The effect of daunomycin and adriamycin on the growth and regression of primary or transplantable murine sarcoma virus (Moloney)-induced tumors in mice has been studied. In the control groups, in most cases tumors regressed completely; tumor recurrence was observed in about 10% of the animals.
Treatment with daunomycin before infection inhibits the spontaneous tumor regression. Treatment with daunomycin after the infection causes a slight reduction of tumor size as compared to the controls and a high incidence of tumor recurrence. Recurring tumors progress until death of the animal. Tumor recurrence in daunomycin-treated animals depends on the age of the animal, daunomycin dose, and viral-infecting dose. Treatment with adriamycin before the infection causes delay and inhibition of tumor growth and does not affect tumor regression. Treatment with adriamycin after infection causes a greater reduction of tumor size than with daunomycin while tumor recurrence takes place later in time. In daunomycin- and adriamycin-treated animals, the titer of virus-neutralizing antibodies is equally reduced, and virus is present in the spleen.

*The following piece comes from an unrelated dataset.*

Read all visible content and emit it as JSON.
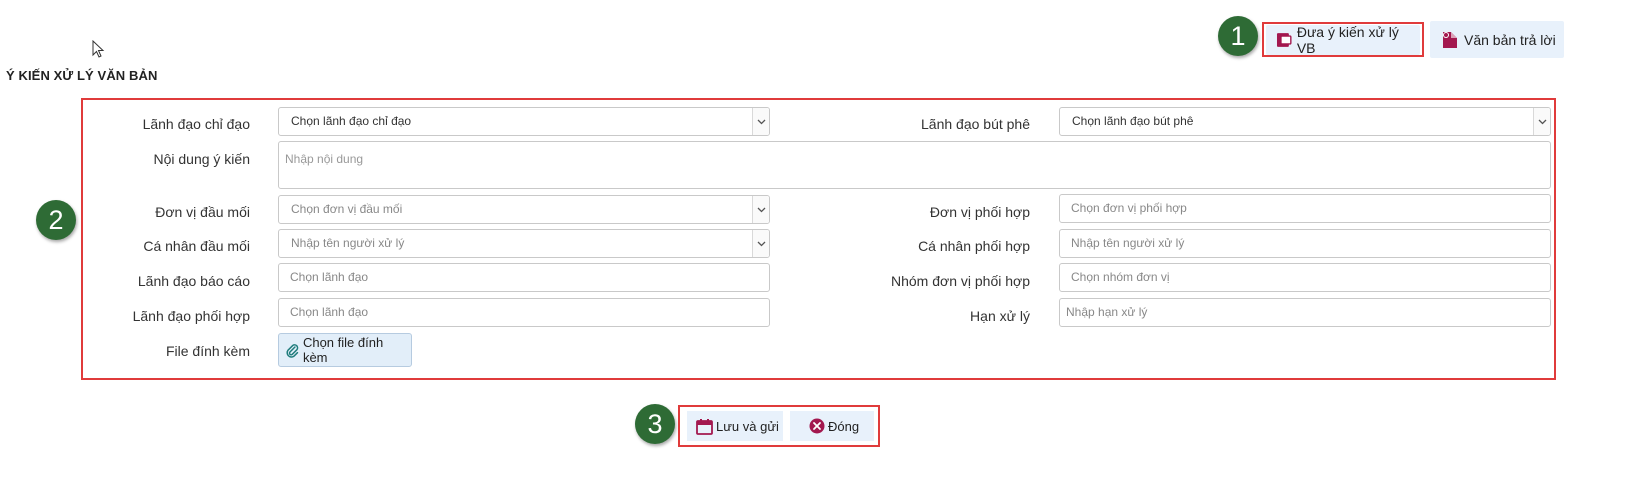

The results show that both antibiotics have immunodepressive activity and suggest that adriamycin is less active than daunomycin in causing tumor recurrence or inhibiting tumor regression because of its higher effectiveness in destroying the primary tumor cells.
Preliminary reports presented at the VIII Simposio Nazionale della Società Italiana di Cancerologia, Roma, December 1969, and at the Tenth International Cancer Congress, Abstracts, pp. 391–392, 1970, Houston, Texas, May 1970.